Dennis founded Alabama Whitetail Records in 1986, and published six different editions of the record book for Alabama whitetail deer. He was able to transfer that program in 2012, and it is alive and well today. In 1990, Dennis was appointed as executive director of the Grand Slam Club of North American Sheep Hunters. There were fewer than 400 members at the time, and under his leadership the organization has risen to some 4,000 members. He began a similar organization for international mountain game hunters in 1997, known as Ovis, Inc. He donated that organization, along with its life membership fund, to the Grand Slam Club in 2001, and the two merged into what is known today as the 501(c)(3) non-profit conservation organization Grand Slam Club/Ovis (GSCO). During Dennis’s 27 years as executive director, GSCO has donated directly nearly nine million dollars for big game conservation projects worldwide. GSCO has several different awards known as its “milestones,” and the board of directors has quantified that these awards generate more than $80 million annually for wildlife conservation.

Dennis became a born-again Christian on May 12, 1975. He attended the Dora Church of God and was part of the leadership there from that time until 1980. He and his wife Nancy then moved their membership back to the church most of Dennis’s family attended while he was growing up, the Sumiton Church of God. He was a long-term member of the pastor’s council there and extremely involved. In 2002, Dennis and Nancy began attending Briarwood Presbyterian Church of America. They also moved their membership from Sumiton to the Chelsea Church of God … yes, they were members of two churches. Dennis served a three-year term as a deacon at Briarwood beginning in January 2005. During all those years, Dennis was an adult Sunday School teacher for the majority of his Christian life, or at least up until around 2005. He taught continuously for more than 25 years and retained every single original lesson outline and note from those years.

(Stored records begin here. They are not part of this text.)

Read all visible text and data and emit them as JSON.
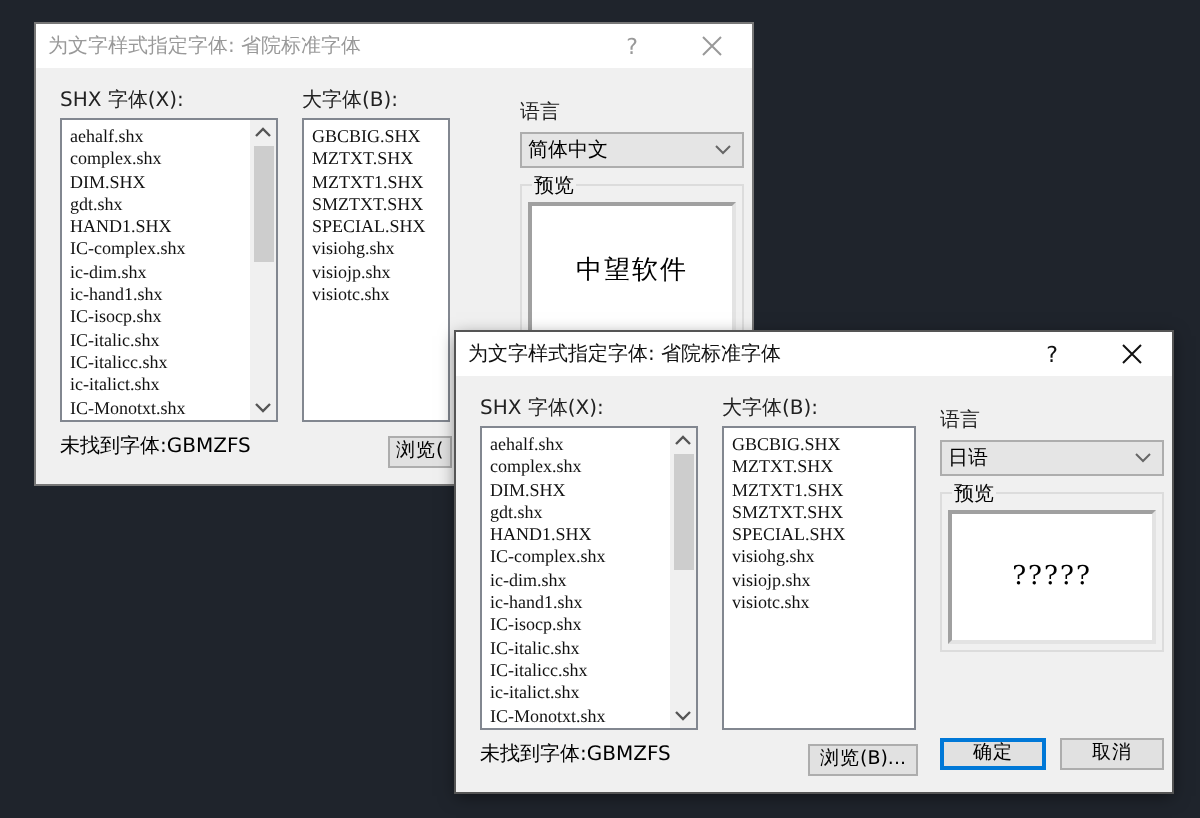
{
  "dialogs": [
    {
      "title": "为文字样式指定字体: 省院标准字体",
      "active": false,
      "help_button": "?",
      "shx_label": "SHX 字体(X):",
      "shx_fonts": [
        "aehalf.shx",
        "complex.shx",
        "DIM.SHX",
        "gdt.shx",
        "HAND1.SHX",
        "IC-complex.shx",
        "ic-dim.shx",
        "ic-hand1.shx",
        "IC-isocp.shx",
        "IC-italic.shx",
        "IC-italicc.shx",
        "ic-italict.shx",
        "IC-Monotxt.shx"
      ],
      "big_label": "大字体(B):",
      "big_fonts": [
        "GBCBIG.SHX",
        "MZTXT.SHX",
        "MZTXT1.SHX",
        "SMZTXT.SHX",
        "SPECIAL.SHX",
        "visiohg.shx",
        "visiojp.shx",
        "visiotc.shx"
      ],
      "language_label": "语言",
      "language": "简体中文",
      "preview_label": "预览",
      "preview_text": "中望软件",
      "status": "未找到字体:GBMZFS",
      "buttons": [
        {
          "label": "浏览(",
          "default": false
        }
      ]
    },
    {
      "title": "为文字样式指定字体: 省院标准字体",
      "active": true,
      "help_button": "?",
      "shx_label": "SHX 字体(X):",
      "shx_fonts": [
        "aehalf.shx",
        "complex.shx",
        "DIM.SHX",
        "gdt.shx",
        "HAND1.SHX",
        "IC-complex.shx",
        "ic-dim.shx",
        "ic-hand1.shx",
        "IC-isocp.shx",
        "IC-italic.shx",
        "IC-italicc.shx",
        "ic-italict.shx",
        "IC-Monotxt.shx"
      ],
      "big_label": "大字体(B):",
      "big_fonts": [
        "GBCBIG.SHX",
        "MZTXT.SHX",
        "MZTXT1.SHX",
        "SMZTXT.SHX",
        "SPECIAL.SHX",
        "visiohg.shx",
        "visiojp.shx",
        "visiotc.shx"
      ],
      "language_label": "语言",
      "language": "日语",
      "preview_label": "预览",
      "preview_text": "?????",
      "status": "未找到字体:GBMZFS",
      "buttons": [
        {
          "label": "浏览(B)...",
          "default": false
        },
        {
          "label": "确定",
          "default": true
        },
        {
          "label": "取消",
          "default": false
        }
      ]
    }
  ]
}
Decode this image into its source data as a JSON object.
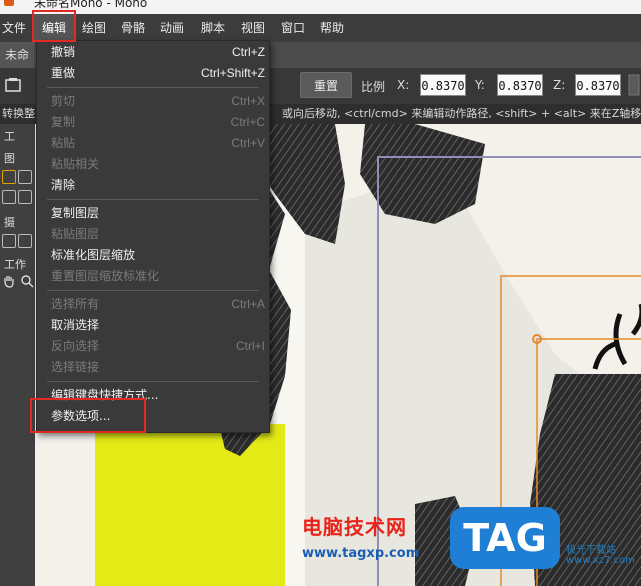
{
  "window": {
    "title": "未命名Moho - Moho"
  },
  "menubar": {
    "items": [
      {
        "id": "file",
        "label": "文件"
      },
      {
        "id": "edit",
        "label": "编辑"
      },
      {
        "id": "draw",
        "label": "绘图"
      },
      {
        "id": "bone",
        "label": "骨骼"
      },
      {
        "id": "animation",
        "label": "动画"
      },
      {
        "id": "script",
        "label": "脚本"
      },
      {
        "id": "view",
        "label": "视图"
      },
      {
        "id": "window",
        "label": "窗口"
      },
      {
        "id": "help",
        "label": "帮助"
      }
    ],
    "active": "edit"
  },
  "tabs": {
    "document": "未命"
  },
  "toolbar": {
    "reset_label": "重置",
    "scale_label": "比例",
    "x_label": "X:",
    "x_value": "0.8370",
    "y_label": "Y:",
    "y_value": "0.8370",
    "z_label": "Z:",
    "z_value": "0.8370"
  },
  "hint_bar": {
    "left": "转换整",
    "text": "或向后移动, <ctrl/cmd> 来编辑动作路径, <shift> + <alt> 来在Z轴移"
  },
  "side_panel": {
    "labels": [
      "工",
      "图",
      "摄",
      "工作"
    ]
  },
  "edit_menu": {
    "groups": [
      [
        {
          "label": "撤销",
          "shortcut": "Ctrl+Z",
          "enabled": true
        },
        {
          "label": "重做",
          "shortcut": "Ctrl+Shift+Z",
          "enabled": true
        }
      ],
      [
        {
          "label": "剪切",
          "shortcut": "Ctrl+X",
          "enabled": false
        },
        {
          "label": "复制",
          "shortcut": "Ctrl+C",
          "enabled": false
        },
        {
          "label": "粘贴",
          "shortcut": "Ctrl+V",
          "enabled": false
        },
        {
          "label": "粘贴相关",
          "shortcut": "",
          "enabled": false
        },
        {
          "label": "清除",
          "shortcut": "",
          "enabled": true
        }
      ],
      [
        {
          "label": "复制图层",
          "shortcut": "",
          "enabled": true
        },
        {
          "label": "粘贴图层",
          "shortcut": "",
          "enabled": false
        },
        {
          "label": "标准化图层缩放",
          "shortcut": "",
          "enabled": true
        },
        {
          "label": "重置图层缩放标准化",
          "shortcut": "",
          "enabled": false
        }
      ],
      [
        {
          "label": "选择所有",
          "shortcut": "Ctrl+A",
          "enabled": false
        },
        {
          "label": "取消选择",
          "shortcut": "",
          "enabled": true
        },
        {
          "label": "反向选择",
          "shortcut": "Ctrl+I",
          "enabled": false
        },
        {
          "label": "选择链接",
          "shortcut": "",
          "enabled": false
        }
      ],
      [
        {
          "label": "编辑键盘快捷方式...",
          "shortcut": "",
          "enabled": true
        },
        {
          "label": "参数选项...",
          "shortcut": "",
          "enabled": true
        }
      ]
    ],
    "highlighted_item": "参数选项..."
  },
  "watermark": {
    "site_name": "电脑技术网",
    "url": "www.tagxp.com",
    "logo_text": "TAG",
    "small_text": "极光下载站",
    "small_url": "www.xz7.com"
  },
  "colors": {
    "menu_bg": "#3a3a3a",
    "highlight": "#e02a22",
    "canvas_yellow": "#e3ea16",
    "selection_orange": "#e58a2b",
    "frame_blue": "#8f8fb8"
  }
}
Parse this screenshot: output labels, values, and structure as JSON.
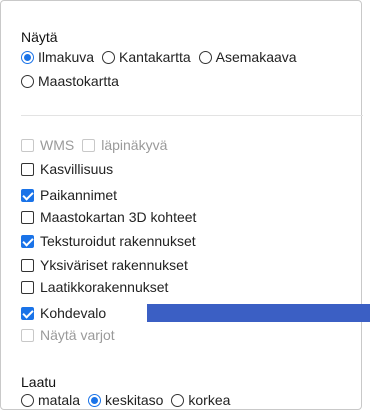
{
  "view": {
    "heading": "Näytä",
    "options": [
      "Ilmakuva",
      "Kantakartta",
      "Asemakaava",
      "Maastokartta"
    ],
    "selected": "Ilmakuva"
  },
  "layers": {
    "wms": "WMS",
    "transparent": "läpinäkyvä",
    "vegetation": "Kasvillisuus",
    "place_names": "Paikannimet",
    "terrain_3d": "Maastokartan 3D kohteet",
    "textured_buildings": "Teksturoidut rakennukset",
    "plain_buildings": "Yksiväriset rakennukset",
    "box_buildings": "Laatikkorakennukset",
    "spotlight": "Kohdevalo",
    "shadows": "Näytä varjot"
  },
  "quality": {
    "heading": "Laatu",
    "options": [
      "matala",
      "keskitaso",
      "korkea"
    ],
    "selected": "keskitaso"
  },
  "colors": {
    "accent": "#1a73e8",
    "slider": "#3b5fc4"
  }
}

In 2000, Dennis published a commentary book on Proverbs. He worked on it for some five years and the title was Someone Told Me a Secret (And Told Me to Tell You). Besides his extensive study, he read through the Bible several times in his life. Because Proverbs was his favorite book, he read through it at least once a month every month beginning in 1978. That equates to reading Proverbs approximately 500 times during his life. His life’s goal was to find the “wisdom, understanding and knowledge” within that book.

Dennis married Nancy Jo Gann in February 1968 at the tender age of 17. He and Nancy would have celebrated their 50th wedding anniversary in 2018. He loved to tell people that she had been his girlfriend since age 13 (for well over 50 years) and that she was the “love of his life.”

Dennis is survived by Nancy, two sons and their wives (Micah Seth and Bessy, and John Christopher Campbell and Machelle), and one daughter and her husband (Miriam Campbell Israel and Griff). He has three grandchildren (John Christopher Campbell II, Mary Jo Campbell, and Charles Saul Israel). He was preceded in death by one son (Marcus Saul Campbell) in 2007, grandson Carl Finley Israel in 2015, father Charles David (C.D.) Campbell in 1999 and mother, Mary Barnett Campbell in 2015. Dennis has one brother and four sisters: Sarah Glover (and her late husband Sam, who recently passed away in August 2017), Becky Potts (and husband Joe), David Campbell (and wife Glenda), Eunice Russell (and husband Ken), and Leah Hulsey (and husband Buster).

The services are to be held at the Sumiton Church of God, located at 50 Hosanna Drive, Sumiton, AL 35148 (just off U.S. Highway 78). Viewing and visitation will be on Sunday, February 11, from 2:00 to 3:30 p.m., with the funeral service to follow.

In lieu of flowers or any other sort of memorial, Dennis requested that you make a special contribution to your church. He further requested that if you would like to make any other sort of memorial contribution, you could make it to the Grand Slam Club/Ovis Dennis Campbell Conservation Fund (Perpetual). Dennis began this fund with $100,000 at his death, and once again, wanted to encourage others to get involved with wildlife conservation by sending a tax-deductible contribution to this fund at GSCO, P.O. Box 310727, Birmingham, AL 35231.

Online condolences may be expressed at www.newhorizonmemorial.com.